Do you know the song Float On by Modest Mouse? Here's some  chorus lines:
Alright, Already
And we'll all float on alright
Already we'll all float on alright
Don't worry even if things end up a bit
Too heavy we'll all float on alright

This Chorus sums up our May 2016, ironicly  I had concert tickets to see this group in Anchorage this summer...we'll just have to float on from our playlist.

May 2016
The firefly's were out in full force and it was awesome to watch them, we just floated on... Searching for the part of the chorus line where it's all alright......May floated by and turned into June, Ryan lost his shaggy hair and we were all surprised when his hair fell out in a Mohawk pattern. Ryan loved his Mohawk look and so did we, it seemd to suit him.  ......We'll all float on alright................
OK maybe the firefly's are embellished here.

Tuesday, August 16, 2016

Some of my best friends never say a word to me...

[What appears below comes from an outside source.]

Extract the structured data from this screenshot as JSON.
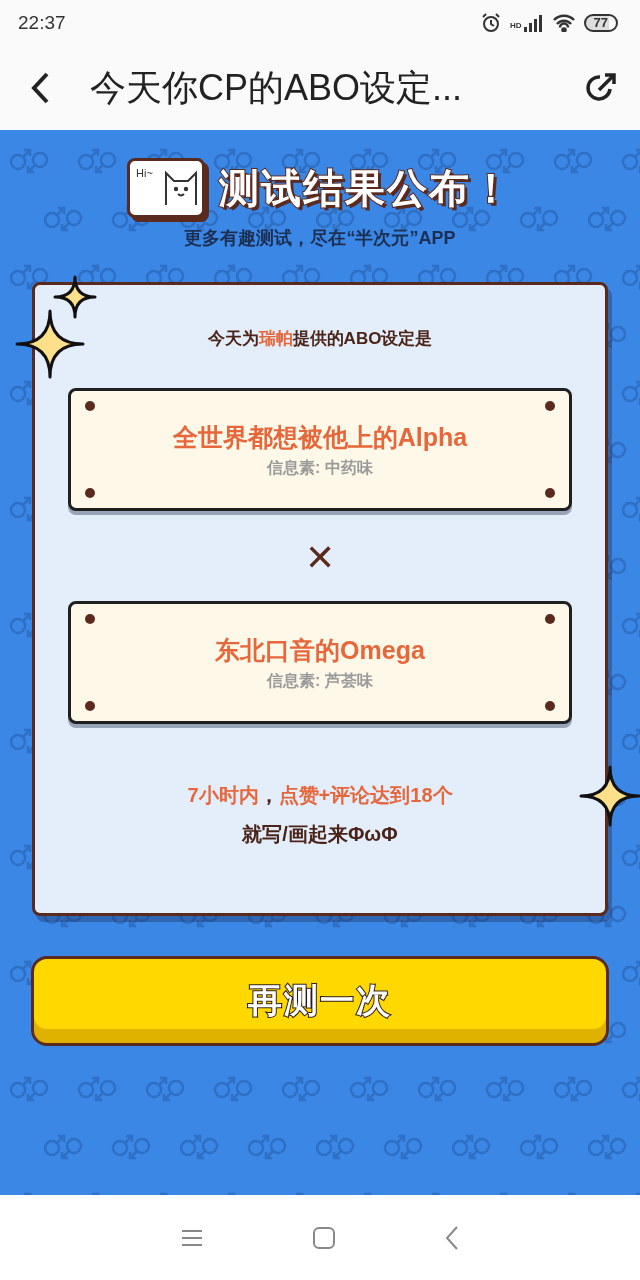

Rusty Ridge Ranch, May 2016
How can you complain about this?  If there's a crisis and this is where you land...well at least it's breathtakingly beautiful.
May in Texas Hill-Country is spectacular!
Ryan picking me up from the airport May 2016
Ryan looked like shaggy from Scooby Do when he picked me up from the airport.  I don't remember what we said to each other, but I remember how we felt.  Sometimes feelings speak louder than anything you can say.  Ryan doesn't know Virgina Satir  but this quote is how he lives his life:
Life is not the way it's supposed to be.  It's the way it is.  The way you cope with it is what makes the difference - Virgina Satir

Virginia Satir was a 20th century psychotherapist who is often referred to as the pioneer of family therapy.

In the days to come we would be faced with overwhelming medical test results.  Coping and staying in a positive mindset is a skill. Ryan is a daily inspiration for me.  What makes you happy today? 

Monday, August 15, 2016

What do I know I just live in this body?

Ryan & Stacey August 2016
Cancer Center waiting area

In early May 2016 Ryan was driving to his yearly thyroid cancer checkup and I asked him... how do you think it'll go?  He said "what do I know I just live in this body." I'm pretty sure he knew something was up, his body hurt, he never complained or mentioned it.  It wasn't until we were cleaning out his apartment that I noticed over the counter drugs of all kinds, stuff for coughs, aches, pain relievers, sleep aids..... you name it..... he later confessed that none of it helped.  Ryan is no stranger to discomfort, his medical history is extensive, complicated and impressive; impressive in a way that makes you say (how is this kid still alive?) several healthcare workers have told Ryan that he is one of the bravest people they have encountered. I'm Stacey Ryan's mom, and this is how I see things.... I'm not a wordsmith and I'm not grammiticaly correct.  I am trying to stay afloat in this rough sea of life, and I would like a pink polka dot pool floaty and a cocktail with a toothpick umbrella please!